Traffic judge Vernon D. Hitchings Jr. dismissed a contempt citation against a 58-year-old Norfolk woman yesterday a few hours before she was to explain to him why she had described his court as "a three-ring circus" in a newspaper letter.
The 59-year-old judge refused to tell reporters why his charge against retired bookkeeper Frances Savage was being dropped. But he was quoted in a Norfolk newspaper today as saying that he is still convinced that Savage is guilty of contempt of court for criticizing him in a newspaper.
"Judges, while they are subject to freedom of speech, criticism and expression of opinion, do not have to endure misrepresentations of fact or character misrepresentations," the judge was quoted as saying. The jurist defended his contempt action saying that, under Virginia law, the critical letter amounted to "a clear and present danger to the judicial efficiency of the court and the judge."
The judge's surprise action in dropping the charge left Savage at once frustated and triumphant. The gray-haired mother of two and grandmother of three had promised to take her First Amendment fight "all the way to the Supreme Court, if necessary." Yesterday she told reporters at her Norfolk home that she would ask the American Bar Association to begin investigating "procedures" in Hitchins's court.
"I want justice," Savage said. "My case is not over. I feel that I now have a responsibility to the people of this community to see that the practices in our local courts be examined."
Savage was infurated that Hitchings had dismissed charges in a minor traffic case against her husband, Nathan Savage, and another driver without listening to her husband's defense or hearing his witnesses.
Frances Savage had written a paper letter saying: "After a morning in traffic court, I have come to the conclusion that if crime is running rampant in Norfolk, it is because the innocent have no voice or chance to state their views." The day after her letter appeared, she was handed a contempt summons issued by Hitchings which carried a potential sentence of a $50 fine or up to 10 days in jail, or both.
Press law specialists and legal scholars had called the summons "without precedent" and "blatantly unconstitutional." Hitchings' action also stirred many people in Norfolk as well.

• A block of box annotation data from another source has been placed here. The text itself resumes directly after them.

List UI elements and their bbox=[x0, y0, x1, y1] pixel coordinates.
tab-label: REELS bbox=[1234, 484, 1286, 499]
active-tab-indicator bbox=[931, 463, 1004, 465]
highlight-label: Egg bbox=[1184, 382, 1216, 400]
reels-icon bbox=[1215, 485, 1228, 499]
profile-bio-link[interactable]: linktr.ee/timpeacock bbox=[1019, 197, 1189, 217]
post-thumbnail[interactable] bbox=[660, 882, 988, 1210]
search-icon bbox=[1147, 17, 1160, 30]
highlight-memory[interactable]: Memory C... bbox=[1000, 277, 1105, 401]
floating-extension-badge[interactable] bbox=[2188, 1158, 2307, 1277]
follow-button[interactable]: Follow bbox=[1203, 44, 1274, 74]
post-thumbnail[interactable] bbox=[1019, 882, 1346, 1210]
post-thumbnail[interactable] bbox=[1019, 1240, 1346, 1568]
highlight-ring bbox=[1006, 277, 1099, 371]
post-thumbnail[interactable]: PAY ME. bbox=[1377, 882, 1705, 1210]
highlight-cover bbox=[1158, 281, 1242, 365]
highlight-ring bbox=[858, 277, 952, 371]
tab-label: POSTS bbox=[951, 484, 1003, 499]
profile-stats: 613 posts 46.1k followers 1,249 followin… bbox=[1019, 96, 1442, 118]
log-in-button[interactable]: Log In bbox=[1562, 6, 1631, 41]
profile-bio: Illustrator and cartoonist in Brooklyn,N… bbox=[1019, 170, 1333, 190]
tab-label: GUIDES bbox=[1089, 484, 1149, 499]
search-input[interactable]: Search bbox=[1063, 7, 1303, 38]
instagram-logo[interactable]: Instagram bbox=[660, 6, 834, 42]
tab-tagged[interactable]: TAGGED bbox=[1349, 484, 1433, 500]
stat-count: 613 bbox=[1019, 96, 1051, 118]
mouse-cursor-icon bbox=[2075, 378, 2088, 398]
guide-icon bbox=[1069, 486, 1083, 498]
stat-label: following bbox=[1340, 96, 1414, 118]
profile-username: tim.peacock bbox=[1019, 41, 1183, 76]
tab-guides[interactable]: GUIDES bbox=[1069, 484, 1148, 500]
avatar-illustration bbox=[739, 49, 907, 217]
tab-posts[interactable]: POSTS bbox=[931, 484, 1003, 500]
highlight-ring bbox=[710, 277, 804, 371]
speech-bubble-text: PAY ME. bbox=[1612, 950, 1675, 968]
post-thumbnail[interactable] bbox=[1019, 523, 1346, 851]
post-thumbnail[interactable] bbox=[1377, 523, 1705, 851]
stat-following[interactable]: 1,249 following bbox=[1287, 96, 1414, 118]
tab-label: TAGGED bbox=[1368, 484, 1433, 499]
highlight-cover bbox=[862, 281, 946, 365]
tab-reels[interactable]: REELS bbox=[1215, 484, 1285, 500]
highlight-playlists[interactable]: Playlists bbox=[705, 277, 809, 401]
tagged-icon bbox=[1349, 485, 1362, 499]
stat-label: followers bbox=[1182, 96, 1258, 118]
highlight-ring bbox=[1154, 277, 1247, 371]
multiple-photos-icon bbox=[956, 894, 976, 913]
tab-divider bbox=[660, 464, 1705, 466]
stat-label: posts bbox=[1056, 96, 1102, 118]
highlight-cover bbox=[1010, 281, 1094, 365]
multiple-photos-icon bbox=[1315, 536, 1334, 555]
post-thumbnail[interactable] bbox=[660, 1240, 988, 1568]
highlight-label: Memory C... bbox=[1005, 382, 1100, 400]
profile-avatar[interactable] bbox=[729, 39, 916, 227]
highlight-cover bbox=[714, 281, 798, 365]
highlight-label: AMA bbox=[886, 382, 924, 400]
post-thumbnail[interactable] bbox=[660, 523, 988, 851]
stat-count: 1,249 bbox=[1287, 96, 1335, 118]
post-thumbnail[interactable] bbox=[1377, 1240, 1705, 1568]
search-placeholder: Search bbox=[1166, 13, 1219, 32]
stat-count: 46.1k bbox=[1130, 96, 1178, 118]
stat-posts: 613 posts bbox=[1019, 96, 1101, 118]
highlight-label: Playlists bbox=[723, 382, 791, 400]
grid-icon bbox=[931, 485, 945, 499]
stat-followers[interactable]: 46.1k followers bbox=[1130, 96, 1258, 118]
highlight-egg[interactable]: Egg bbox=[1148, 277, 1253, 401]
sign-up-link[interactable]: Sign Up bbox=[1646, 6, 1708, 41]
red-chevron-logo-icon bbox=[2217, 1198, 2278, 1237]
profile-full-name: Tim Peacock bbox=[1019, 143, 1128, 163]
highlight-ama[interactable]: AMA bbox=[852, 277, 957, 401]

"Ninety-nine percent of the people in this town think she had every right to say what she wanted to say," said Marilyn Doheny, a part-time bank employe, indignantly yesterday. "If I hadn't had to go to work today, I would have gone to court to support her," she added.
Within hours of issuing his summons, the gruff-voiced judge, who is chief judge of Norfolk's General District Court, found much of this seaport city arrayed against him.
On Sunday, The Virginian-Pilot and Ledger Star ran an editorial entitled "Leave Her Alone" in which the newspaper said that while Hitchings "may well have a reasonalbe explanation" for his action, "what matters is the right of Mrs. Savage to express views free from the . . . threat of a summons to spend time in jail."
The newspaper followed up its editorial yesterday by spreading over two pages 15 letters to the editors concerning the Savage case, only one of which supported Hitchings.
In the five days since she received the summons, Savage said she had been "besieged" with phone calls and letters from people who had experienced frustrations similar to hers in Norfolk traffic court. Others from out of state who had seen television network stories also called to voice their support she said.
Savage, who is Jewish, said one rabbi had called with an offer to celebrate Rosh Hashannah - the Jewish New Year - with her if it passed while she was in jail.
Another woman offered an unlimited supply of chicken soup, Savage said.
Meanwhile, Hitching's traffic court, whose procedures have disturbed some bar association officials, opened as usual yesterday with Hitchings, apparently untroubled by the ruckus he created.
Hitchings' methods have drawn criticism because of the speed with which he wades through his typical weekday docket of 200 to 300 cases. Hitchings was quoted today as priding himself that he had run his traffic court "like a railroad" for almost 25 years.
Yesterday morning, for example, his first case took three minutes. The judge cut short the attorney's cross-examination of the investigating police officer and meted out a suspended $40 fine and court costs for running a stop sign. The second case took about 90 seconds to decide - Hitchings dismissed the charge. His third case only took about two minutes for the judge to find the party guilty and impose a fine for driving while drunk.